As we can observe on the basis of the presented set, a very similar repertoire of paratexts can be found in the press and the Internet as well as the radio and television where the order of adaptation was inversely proportional to the chronology of media creation. It is newspapers that adapted their front pages to website main pages, meanwhile radio has a schedule similar to the television one. Moreover, the field of paratextuality is elastic, and it has tendencies not only to diversifying changes, but also to the change leading to its enlargement. Only a couple of years ago on Polish television, for instance, there was no headline news between the news jingle and the full presentation of the programme by the anchorperson, meanwhile the flash as a separate television programme was tested some years ago by the Katowice regional channel. The flash had a state of a somehow independent television programme assured by its setup — before and after it, there was a block of commercials and a block of leads. For example, between the headline news there are no programme inserts apart from the jingle.

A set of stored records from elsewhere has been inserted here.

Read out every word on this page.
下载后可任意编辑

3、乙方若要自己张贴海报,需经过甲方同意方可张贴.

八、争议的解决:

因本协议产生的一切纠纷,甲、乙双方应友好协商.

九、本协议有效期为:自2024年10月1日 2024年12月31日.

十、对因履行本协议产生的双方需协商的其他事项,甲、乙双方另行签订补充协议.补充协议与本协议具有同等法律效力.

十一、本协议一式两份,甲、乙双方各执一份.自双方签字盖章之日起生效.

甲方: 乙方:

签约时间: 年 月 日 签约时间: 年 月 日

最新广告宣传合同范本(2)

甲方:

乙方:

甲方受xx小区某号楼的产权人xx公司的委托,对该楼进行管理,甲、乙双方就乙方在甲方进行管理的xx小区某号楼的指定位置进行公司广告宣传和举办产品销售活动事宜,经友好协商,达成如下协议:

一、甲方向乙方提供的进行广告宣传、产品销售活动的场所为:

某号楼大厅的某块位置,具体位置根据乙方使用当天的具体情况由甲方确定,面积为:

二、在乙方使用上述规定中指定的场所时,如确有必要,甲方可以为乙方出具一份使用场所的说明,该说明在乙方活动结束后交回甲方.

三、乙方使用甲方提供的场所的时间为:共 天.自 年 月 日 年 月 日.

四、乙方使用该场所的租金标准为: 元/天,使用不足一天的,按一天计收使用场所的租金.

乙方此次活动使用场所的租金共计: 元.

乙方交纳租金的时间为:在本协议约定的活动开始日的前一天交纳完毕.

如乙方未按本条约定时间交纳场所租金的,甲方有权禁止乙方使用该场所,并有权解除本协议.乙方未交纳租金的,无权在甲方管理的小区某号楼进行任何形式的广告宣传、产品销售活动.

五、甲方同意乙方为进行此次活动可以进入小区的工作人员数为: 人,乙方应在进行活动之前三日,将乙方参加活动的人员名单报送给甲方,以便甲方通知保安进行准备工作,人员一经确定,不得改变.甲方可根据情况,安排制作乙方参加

Let us come back to the definition of a paratext. Accustomed to the modernistic academic paradigm, or defining the borders of examined objects and the type of applied methodology, I recognize paratexts as texts which accompany base texts (book, press articles, radio audition) literally. In printed texts, they co-exist with them, meanwhile in oral texts, they anticipate them directly in the chronologocial order. A rich repertoire of what is created generally because of the existence of a given cultural text is not to be entailed with a single research method although it is discernible by a general participant of culture. I think here, for example, about a commercial of a television programme on the radio, in press, as a billboard, poster, cabaret programme based on the television text, gadgets produced for autopromoting purposes of such a television show, interviews about it in press, presentation of the biography of the author as a link on the website of a television channel, presentation of a song or a soundtrack of the television programme on the radio and many other examples of the life of the text life in culture from the first lead upon its existence until the maintaining of the interest in the programme depletes. It may be a sinusoidal interest — just as in case of the Milionerzy1 which started with the first season two years ago with all the above-mentioned postfabricates. Seasons moved along, and the postfabricates faded as well. It changed one more when a new season was opened with a new series of old postfabricates. The aforementioned situation concerns probably every seasonal television show. For this reason, I want to focus on paratexts, not on postfabricates.

1 A competition show similar to Who Wants to be a Millionaire?